Behavioral/values mapping
Meta likes explicit alignment to its values. Prepare short STAR-format stories that show:
- Giving and receiving feedback
- Learning from failure and iterating quickly
- Delivering measurable results and impact
Prep checklist (practical)
- LeetCode: practice medium-hard problems across trees, sliding-window, two-pointers, backtracking, graphs.
- Mock interviews: 45-minute sessions to get comfortable with pacing.
- System design: practice Hello Interview structure; design search services and think about sharding, indexing, and ranking.
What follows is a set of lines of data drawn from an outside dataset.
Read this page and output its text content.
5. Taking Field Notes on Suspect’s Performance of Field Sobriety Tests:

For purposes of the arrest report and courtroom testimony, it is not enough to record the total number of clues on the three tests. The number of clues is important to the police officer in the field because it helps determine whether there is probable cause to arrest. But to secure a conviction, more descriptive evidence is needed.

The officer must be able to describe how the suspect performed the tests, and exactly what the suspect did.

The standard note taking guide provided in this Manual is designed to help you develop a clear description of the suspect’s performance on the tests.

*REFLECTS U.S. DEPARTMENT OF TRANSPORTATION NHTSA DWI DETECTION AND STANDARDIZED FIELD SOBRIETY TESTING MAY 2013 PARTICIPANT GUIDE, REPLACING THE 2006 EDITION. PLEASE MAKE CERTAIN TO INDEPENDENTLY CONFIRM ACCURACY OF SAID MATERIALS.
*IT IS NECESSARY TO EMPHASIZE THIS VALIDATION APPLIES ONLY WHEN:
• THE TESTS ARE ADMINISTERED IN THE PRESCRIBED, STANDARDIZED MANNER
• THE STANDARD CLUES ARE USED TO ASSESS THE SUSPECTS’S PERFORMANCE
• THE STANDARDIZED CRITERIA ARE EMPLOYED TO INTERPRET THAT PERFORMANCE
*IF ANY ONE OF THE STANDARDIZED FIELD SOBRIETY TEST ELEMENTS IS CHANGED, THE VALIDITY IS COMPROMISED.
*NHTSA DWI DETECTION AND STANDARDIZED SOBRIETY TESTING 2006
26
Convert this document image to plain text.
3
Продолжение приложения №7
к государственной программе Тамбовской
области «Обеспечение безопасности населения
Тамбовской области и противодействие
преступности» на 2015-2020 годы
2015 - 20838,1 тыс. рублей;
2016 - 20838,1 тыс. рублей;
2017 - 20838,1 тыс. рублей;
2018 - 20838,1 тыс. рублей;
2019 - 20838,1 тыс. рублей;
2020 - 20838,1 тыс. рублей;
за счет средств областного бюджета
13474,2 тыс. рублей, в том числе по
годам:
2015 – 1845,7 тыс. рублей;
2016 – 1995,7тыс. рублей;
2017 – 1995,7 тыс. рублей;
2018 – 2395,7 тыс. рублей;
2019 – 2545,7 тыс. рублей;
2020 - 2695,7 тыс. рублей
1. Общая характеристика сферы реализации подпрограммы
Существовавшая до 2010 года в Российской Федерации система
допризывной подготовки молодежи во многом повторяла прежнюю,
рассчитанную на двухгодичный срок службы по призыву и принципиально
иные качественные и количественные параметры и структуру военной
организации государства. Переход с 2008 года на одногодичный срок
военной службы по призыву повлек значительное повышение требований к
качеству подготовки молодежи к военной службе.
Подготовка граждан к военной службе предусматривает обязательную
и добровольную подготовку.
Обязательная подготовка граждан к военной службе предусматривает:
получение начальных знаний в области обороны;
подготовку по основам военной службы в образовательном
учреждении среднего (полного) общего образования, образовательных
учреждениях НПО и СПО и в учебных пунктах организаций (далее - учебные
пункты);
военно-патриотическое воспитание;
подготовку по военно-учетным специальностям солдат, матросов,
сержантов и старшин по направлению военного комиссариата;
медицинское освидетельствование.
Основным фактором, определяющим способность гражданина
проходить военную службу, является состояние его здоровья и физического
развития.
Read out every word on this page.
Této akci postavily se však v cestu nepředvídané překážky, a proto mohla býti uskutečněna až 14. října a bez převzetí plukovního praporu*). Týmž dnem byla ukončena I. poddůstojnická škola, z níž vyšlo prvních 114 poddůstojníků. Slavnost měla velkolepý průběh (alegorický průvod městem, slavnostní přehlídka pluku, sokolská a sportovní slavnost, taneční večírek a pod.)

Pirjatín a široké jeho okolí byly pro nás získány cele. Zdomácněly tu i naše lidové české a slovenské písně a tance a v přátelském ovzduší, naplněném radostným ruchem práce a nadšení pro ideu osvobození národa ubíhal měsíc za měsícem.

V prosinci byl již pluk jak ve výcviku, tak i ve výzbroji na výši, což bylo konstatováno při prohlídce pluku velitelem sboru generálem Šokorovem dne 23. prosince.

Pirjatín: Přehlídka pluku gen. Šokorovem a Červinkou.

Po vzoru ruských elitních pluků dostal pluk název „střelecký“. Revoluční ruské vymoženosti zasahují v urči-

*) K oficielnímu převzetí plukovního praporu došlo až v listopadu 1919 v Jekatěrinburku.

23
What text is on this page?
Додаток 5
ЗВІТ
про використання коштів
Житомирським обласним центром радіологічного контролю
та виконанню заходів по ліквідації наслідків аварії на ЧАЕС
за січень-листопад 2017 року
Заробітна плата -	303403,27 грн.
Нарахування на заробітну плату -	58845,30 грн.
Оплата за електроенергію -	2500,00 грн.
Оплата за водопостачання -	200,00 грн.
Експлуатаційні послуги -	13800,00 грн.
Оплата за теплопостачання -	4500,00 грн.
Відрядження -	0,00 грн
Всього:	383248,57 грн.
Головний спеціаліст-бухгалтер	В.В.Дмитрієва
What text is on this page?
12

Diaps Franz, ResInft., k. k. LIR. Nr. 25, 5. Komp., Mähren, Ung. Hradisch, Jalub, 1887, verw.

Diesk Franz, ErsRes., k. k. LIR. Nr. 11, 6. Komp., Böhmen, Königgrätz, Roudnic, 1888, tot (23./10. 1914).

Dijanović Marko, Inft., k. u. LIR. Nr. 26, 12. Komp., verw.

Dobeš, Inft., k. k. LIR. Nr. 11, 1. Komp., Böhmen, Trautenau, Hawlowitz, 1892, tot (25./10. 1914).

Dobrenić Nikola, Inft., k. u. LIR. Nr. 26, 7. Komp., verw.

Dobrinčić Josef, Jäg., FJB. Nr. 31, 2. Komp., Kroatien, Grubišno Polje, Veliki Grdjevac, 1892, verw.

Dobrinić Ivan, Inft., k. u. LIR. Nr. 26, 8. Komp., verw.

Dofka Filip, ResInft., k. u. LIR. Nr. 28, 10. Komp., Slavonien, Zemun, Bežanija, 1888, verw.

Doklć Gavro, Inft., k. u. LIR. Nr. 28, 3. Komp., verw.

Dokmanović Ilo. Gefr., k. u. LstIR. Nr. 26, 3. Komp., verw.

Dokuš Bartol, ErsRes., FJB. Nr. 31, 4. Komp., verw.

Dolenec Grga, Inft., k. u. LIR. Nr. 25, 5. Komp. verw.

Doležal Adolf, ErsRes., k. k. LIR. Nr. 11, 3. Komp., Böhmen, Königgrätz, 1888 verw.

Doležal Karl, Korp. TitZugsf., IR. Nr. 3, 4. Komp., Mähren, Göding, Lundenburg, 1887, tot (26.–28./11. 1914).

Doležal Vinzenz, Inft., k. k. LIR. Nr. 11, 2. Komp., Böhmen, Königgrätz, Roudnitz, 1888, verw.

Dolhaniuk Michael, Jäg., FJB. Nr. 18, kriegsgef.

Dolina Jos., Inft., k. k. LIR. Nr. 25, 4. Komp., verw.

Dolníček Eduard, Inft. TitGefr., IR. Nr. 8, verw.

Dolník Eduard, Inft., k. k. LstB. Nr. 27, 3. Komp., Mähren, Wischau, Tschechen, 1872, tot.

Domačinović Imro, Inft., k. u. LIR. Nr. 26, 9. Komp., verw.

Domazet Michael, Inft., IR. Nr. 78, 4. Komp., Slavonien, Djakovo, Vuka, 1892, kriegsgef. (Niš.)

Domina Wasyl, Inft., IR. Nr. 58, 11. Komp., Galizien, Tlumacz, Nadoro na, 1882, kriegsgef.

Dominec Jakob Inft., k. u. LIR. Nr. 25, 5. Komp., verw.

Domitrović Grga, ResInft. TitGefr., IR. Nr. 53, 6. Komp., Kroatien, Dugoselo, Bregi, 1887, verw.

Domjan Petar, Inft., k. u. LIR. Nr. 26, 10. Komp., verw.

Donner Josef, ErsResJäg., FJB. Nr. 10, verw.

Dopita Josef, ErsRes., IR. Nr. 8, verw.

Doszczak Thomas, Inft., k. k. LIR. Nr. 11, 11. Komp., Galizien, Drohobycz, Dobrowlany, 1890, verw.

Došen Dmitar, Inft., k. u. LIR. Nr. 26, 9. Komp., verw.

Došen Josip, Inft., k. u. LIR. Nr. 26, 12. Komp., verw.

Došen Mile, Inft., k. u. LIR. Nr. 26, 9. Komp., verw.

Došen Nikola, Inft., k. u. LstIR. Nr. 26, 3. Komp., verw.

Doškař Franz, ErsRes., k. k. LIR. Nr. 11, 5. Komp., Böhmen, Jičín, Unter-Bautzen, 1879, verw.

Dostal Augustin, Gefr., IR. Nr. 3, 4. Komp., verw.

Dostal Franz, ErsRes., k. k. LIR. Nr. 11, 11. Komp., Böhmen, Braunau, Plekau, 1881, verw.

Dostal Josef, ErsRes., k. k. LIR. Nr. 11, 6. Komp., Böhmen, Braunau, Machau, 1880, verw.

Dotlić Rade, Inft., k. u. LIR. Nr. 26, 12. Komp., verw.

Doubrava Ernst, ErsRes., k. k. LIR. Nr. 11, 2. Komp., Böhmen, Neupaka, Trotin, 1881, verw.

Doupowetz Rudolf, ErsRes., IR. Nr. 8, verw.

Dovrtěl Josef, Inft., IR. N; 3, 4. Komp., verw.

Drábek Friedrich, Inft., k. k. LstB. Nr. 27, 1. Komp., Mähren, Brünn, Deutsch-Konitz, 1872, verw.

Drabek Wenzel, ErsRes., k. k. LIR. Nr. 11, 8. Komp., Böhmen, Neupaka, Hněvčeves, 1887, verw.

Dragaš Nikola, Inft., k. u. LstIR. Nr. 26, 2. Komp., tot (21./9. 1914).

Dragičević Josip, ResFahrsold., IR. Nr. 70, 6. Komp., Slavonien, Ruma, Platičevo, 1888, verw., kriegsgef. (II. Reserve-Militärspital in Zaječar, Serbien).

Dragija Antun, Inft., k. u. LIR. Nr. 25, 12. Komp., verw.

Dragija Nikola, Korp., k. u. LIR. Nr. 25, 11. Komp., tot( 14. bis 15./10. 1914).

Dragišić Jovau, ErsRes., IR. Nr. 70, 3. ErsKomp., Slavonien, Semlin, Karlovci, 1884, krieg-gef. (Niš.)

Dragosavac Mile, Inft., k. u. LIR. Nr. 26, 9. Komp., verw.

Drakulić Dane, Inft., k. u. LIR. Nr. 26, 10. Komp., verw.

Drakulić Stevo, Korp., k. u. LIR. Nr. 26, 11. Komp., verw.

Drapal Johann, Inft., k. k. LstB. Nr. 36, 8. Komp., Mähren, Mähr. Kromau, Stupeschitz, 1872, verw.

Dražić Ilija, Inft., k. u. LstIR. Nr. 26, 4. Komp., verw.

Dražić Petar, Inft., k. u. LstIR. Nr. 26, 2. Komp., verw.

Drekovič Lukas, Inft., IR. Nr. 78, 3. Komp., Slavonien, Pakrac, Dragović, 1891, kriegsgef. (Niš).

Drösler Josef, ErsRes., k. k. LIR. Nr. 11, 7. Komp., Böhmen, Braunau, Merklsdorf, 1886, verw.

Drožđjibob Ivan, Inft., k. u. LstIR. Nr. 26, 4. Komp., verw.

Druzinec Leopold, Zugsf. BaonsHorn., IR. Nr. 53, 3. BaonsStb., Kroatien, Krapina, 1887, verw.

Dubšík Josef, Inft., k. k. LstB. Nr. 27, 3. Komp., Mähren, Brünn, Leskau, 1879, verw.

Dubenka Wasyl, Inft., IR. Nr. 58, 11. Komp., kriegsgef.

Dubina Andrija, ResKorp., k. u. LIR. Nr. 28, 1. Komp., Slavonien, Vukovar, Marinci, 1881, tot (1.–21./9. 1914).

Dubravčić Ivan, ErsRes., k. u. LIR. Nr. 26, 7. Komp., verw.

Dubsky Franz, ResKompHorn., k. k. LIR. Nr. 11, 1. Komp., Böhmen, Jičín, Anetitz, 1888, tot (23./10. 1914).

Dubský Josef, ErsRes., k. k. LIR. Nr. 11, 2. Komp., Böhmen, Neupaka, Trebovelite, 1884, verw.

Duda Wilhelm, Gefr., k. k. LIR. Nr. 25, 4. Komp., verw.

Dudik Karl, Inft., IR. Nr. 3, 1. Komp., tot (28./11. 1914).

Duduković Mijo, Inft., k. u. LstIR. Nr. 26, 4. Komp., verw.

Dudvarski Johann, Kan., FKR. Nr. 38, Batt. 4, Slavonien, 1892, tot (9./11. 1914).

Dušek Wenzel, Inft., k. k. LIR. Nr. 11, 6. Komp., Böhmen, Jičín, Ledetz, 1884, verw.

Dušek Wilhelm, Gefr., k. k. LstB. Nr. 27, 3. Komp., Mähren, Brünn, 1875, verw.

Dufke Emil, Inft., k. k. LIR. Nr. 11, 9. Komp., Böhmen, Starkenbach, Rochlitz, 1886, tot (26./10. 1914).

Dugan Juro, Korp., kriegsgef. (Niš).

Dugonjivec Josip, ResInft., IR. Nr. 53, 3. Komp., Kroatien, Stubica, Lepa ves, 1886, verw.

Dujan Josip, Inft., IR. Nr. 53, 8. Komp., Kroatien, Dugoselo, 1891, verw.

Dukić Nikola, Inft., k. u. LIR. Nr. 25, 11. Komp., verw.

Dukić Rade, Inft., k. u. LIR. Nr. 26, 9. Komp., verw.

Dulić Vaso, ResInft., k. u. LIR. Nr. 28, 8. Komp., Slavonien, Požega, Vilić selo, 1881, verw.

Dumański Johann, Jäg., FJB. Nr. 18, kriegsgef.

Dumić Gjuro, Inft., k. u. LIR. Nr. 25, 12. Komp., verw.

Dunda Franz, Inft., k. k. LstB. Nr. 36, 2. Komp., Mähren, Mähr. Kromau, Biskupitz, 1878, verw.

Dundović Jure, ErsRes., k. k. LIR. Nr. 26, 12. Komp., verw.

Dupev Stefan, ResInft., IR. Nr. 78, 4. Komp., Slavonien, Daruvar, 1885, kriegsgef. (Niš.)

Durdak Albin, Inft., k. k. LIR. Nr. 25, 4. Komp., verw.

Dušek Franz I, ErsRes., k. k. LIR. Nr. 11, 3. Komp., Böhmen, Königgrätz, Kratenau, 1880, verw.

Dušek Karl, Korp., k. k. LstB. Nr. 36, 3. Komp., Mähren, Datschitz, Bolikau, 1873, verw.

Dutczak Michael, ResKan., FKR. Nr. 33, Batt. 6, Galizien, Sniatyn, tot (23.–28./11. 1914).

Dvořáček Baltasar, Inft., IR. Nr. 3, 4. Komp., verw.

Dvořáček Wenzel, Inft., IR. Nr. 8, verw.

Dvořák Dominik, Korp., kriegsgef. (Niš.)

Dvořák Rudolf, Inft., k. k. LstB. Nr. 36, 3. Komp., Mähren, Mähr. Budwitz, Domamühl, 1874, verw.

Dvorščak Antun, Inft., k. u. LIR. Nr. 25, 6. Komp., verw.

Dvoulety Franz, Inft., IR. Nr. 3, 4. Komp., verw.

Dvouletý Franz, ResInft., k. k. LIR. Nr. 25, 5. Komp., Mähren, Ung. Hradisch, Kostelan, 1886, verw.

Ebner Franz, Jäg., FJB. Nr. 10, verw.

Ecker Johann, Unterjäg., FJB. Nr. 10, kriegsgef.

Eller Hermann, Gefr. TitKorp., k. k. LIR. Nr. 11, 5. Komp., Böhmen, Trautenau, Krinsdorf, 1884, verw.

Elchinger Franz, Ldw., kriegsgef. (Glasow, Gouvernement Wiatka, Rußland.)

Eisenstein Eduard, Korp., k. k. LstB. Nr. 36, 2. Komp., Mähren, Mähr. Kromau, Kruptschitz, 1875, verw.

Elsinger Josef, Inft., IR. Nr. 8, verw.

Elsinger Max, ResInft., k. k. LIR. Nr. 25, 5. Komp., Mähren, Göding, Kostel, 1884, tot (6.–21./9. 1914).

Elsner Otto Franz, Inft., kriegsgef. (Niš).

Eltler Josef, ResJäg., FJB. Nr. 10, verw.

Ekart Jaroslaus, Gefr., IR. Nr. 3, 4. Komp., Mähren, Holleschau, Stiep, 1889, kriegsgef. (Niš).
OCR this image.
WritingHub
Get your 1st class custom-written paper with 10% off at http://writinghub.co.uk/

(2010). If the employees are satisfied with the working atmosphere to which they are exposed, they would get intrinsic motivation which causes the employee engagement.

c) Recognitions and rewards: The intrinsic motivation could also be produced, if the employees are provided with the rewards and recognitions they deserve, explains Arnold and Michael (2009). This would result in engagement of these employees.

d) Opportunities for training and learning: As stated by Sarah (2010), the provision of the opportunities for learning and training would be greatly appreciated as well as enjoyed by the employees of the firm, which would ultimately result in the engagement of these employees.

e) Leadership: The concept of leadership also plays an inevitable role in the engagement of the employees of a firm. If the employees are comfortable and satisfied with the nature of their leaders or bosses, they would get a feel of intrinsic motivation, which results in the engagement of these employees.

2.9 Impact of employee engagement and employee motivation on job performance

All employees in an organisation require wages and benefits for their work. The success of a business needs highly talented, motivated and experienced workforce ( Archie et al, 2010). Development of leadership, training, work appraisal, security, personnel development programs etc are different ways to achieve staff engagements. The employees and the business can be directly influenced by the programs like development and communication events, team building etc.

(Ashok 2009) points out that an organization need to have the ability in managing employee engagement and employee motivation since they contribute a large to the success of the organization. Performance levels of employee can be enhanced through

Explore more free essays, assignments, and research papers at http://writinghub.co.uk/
- Behavioral: prep 6–8 STAR stories mapped to feedback, learning, and results.
Final tips
- Start by clarifying the problem and constraints. Repeat requirements and edge cases.
- Solve incrementally: naive → correct → optimize. Verbally justify optimizations.
- Always state complexity (time/space) and trade-offs.
- For system design, pick concrete tech and give reasons (latency, throughput, operational complexity).
- If you sense a describe-vs-implement mismatch, ask: "Would you like a high-level design, pseudocode, or a full implementation?"
Key takeaway
Meta Infra interviews are fast, pattern-oriented, and expect concise, structured thinking. Be calm, systematic, and consistent — avoid fluff and focus on clear trade-offs and correctness.